Sosyolojide Metafor Metaforda Toplum
Mustafa Ertürk’ün Çizgi Kitabevi’nden çıkan Sosyolojide Metafor Metaforda Toplum adlı ilk kitabı okuyucuyla buluştu.
Teoride bir gerçeklik olarak “toplum”, “toplumsal olan”ın temsil edilme biçimi ve bunun literatüre yansımış sosyolojinin kurucu klasiklerinden postmodern dönemin düşünürlerine kadar geniş yelpazedeki tandansları Mustafa Ertürk'ün güçlü kaleminden özgün bir çalışmayla düşün dünyasının karşısına çıkıyor.
Sosyolojide Metafor, Metaforda Toplum, toplum ve toplumsala ilişkin Batının düşünce evrenini şekillendiren figürlerin temel metinlerinde toplumsal gerçekliğin temsilinde kurucu bir işlevi yerine getirmesine rağmen entelektüel ve akademik dünyanın ihmal ettiği toplumsal teorinin dilsel karakterine odaklanıyor; metaforun toplumsal teorideki izlerini takip ederek toplumsal düşünceye ve sosyoloji disiplinine farklı bir perspektifle yaklaşıyor.
Toplumsal düşüncede/teoride bir gerçeklik olarak “toplum” ve “toplumsal olan”ın temsil edilme biçimi; toplumsal teorinin gerçekliği temsilinde dilsel/söylemsel araçlar olarak metaforların rolü ve işlevi; toplumsal teorinin toplumsalı kavramsallaştırırken başvurduğu metaforik temsil kodları; bir olgu olarak “toplumsal olan” ile bir kurgu olarak “metinsel olan” arasındaki ilişkinin metaforik düzlem ve boyutları; toplumsal gerçekliği temsil etmek adına kullanılan düşünce kip/araç/metotları olarak kullanılan metaforların toplumsal teoride çalışma rejimi; metaforların farklılaşan ve benzeşen yönleri ve toplumsal teoride işgal ettiği yerin değişim seyri gibi sorulara yazar, sosyolojinin kurucu klasiklerinden (Auguste Comte, Herbert Spencer, Emile Durkheim, Karl Marx ve Max Weber) postmodern dönemin düşünürlerine (Michel Foucault, Zygmunt Bauman ve Jean Baudrillard) uzanan uzun soluklu bir izlekte titiz ve incelikli bir yaklaşımla cevaplar arıyor.

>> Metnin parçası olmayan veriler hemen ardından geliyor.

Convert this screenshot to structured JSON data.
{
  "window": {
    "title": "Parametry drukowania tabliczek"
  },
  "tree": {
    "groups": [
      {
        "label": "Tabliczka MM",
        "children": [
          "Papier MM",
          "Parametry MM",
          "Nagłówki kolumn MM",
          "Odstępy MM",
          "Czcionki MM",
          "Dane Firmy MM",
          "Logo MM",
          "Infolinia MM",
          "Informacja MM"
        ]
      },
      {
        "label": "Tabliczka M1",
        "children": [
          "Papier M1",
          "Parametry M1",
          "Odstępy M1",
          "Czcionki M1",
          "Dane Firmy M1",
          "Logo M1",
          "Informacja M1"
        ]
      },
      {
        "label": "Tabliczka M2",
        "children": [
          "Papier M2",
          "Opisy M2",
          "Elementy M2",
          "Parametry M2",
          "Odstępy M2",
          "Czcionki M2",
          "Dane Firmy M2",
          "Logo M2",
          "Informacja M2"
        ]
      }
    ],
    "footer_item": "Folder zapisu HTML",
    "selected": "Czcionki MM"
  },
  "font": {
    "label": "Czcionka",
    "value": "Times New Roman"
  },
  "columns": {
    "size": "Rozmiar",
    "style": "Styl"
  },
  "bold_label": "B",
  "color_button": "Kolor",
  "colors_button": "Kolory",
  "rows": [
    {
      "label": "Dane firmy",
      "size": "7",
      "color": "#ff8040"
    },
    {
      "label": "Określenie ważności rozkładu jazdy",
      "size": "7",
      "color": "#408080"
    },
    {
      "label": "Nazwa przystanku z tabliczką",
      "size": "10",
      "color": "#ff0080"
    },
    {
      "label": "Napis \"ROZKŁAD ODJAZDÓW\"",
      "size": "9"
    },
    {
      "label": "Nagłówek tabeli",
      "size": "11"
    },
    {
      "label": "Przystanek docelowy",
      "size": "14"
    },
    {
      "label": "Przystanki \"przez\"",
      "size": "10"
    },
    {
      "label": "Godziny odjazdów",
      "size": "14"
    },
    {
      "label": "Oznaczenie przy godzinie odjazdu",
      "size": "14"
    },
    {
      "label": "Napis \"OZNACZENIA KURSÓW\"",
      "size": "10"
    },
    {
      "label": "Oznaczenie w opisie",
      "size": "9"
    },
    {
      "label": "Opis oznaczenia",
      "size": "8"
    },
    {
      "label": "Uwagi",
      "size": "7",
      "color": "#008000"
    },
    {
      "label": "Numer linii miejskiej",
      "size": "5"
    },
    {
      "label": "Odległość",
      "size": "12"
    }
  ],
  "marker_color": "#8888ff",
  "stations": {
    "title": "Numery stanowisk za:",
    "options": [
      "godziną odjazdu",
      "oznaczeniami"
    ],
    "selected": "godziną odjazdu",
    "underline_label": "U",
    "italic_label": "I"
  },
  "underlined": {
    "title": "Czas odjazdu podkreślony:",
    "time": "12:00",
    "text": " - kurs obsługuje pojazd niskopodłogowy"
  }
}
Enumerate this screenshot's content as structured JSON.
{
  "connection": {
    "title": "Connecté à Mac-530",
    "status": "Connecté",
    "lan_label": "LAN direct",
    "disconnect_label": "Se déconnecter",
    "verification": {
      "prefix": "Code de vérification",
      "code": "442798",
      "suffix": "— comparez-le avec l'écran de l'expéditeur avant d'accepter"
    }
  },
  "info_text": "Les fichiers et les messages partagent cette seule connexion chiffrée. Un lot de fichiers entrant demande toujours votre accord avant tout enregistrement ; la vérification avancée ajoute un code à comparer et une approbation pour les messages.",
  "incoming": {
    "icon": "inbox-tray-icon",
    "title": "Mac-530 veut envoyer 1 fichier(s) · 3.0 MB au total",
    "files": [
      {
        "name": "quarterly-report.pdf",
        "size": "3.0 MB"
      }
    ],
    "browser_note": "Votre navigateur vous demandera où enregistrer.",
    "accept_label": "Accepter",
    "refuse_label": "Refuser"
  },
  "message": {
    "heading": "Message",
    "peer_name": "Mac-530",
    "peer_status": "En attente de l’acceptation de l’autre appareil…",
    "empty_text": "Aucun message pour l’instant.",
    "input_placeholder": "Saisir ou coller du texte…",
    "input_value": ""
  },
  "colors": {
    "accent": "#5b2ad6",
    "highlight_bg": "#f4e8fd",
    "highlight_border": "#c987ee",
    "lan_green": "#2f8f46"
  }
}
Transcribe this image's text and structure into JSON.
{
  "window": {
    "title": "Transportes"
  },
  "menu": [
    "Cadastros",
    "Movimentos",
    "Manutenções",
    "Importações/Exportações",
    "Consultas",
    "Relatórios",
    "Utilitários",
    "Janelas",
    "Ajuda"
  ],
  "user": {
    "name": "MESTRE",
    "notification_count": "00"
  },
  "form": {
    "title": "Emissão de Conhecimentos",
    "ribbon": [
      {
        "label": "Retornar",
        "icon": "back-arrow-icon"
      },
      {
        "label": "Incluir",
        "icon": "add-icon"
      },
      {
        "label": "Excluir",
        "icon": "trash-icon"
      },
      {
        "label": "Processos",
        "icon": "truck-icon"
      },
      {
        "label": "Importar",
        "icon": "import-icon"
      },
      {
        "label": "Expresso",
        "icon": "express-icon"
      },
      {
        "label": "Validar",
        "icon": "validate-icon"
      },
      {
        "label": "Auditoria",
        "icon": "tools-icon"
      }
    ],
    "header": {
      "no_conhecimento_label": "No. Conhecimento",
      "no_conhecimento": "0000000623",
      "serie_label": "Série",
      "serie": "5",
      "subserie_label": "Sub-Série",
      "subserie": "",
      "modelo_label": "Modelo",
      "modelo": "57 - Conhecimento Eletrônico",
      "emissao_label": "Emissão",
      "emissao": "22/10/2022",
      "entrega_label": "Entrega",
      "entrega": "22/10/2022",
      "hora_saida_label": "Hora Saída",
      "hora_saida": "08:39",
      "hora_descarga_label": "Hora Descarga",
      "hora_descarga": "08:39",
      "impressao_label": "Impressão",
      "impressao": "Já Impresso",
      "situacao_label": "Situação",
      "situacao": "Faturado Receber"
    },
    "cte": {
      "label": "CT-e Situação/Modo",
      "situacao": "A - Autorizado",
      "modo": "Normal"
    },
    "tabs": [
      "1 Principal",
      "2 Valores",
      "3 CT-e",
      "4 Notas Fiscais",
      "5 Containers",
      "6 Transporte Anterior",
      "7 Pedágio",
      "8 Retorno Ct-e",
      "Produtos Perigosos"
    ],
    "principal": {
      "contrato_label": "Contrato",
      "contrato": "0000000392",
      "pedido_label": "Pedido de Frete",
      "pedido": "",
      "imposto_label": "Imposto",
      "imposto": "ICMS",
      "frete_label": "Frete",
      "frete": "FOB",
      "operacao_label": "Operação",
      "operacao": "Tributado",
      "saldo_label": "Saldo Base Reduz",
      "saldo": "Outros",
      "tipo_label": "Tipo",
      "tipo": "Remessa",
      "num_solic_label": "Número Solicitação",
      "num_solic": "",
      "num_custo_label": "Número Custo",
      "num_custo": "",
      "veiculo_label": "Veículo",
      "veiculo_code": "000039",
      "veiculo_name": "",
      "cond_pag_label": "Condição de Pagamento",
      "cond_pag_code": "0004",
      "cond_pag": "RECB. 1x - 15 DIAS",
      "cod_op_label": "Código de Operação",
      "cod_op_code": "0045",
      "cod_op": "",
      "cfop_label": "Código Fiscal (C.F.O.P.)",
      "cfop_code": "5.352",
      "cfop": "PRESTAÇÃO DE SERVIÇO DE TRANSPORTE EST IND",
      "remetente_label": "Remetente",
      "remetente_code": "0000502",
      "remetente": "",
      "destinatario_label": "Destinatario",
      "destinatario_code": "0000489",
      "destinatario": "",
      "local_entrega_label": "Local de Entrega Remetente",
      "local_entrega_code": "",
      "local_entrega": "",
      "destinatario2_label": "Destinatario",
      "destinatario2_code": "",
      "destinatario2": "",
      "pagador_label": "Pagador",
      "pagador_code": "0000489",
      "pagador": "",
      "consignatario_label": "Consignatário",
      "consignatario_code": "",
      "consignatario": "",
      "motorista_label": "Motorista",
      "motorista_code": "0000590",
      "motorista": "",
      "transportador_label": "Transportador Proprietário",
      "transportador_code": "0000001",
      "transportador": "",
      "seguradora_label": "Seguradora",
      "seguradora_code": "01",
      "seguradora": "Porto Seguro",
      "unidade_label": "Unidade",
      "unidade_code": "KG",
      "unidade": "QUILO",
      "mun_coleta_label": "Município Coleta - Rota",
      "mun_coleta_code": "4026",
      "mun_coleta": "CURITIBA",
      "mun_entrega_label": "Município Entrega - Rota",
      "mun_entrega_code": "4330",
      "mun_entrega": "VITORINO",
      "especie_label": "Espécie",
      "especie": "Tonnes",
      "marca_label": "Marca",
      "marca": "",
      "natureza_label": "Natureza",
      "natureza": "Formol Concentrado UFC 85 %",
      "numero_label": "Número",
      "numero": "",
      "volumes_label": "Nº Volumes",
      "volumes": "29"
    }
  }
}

Toplumsal gerçeklik (toplum ve toplumsal olan) ile gerçeklik hakkında olan (toplumsal teori) arasındaki ilişkiselliği birbirine içkin iki hattın- “temsil rejimi” ve “metafor mimarisi”- kesişiminde çok katlı (dilsel/metinsel/söylemsel) bir okuma çabası ve hem klasik hem de çağdaş toplumsal teorinin dilinin oldukça özgün bir analizi olarak değerlendirilebilecek olan bu çalışma, yaklaşım, perspektif ve konusu ile sosyoloji ve toplumsal teori literatüründe önemli bir boşluğu dolduruyor.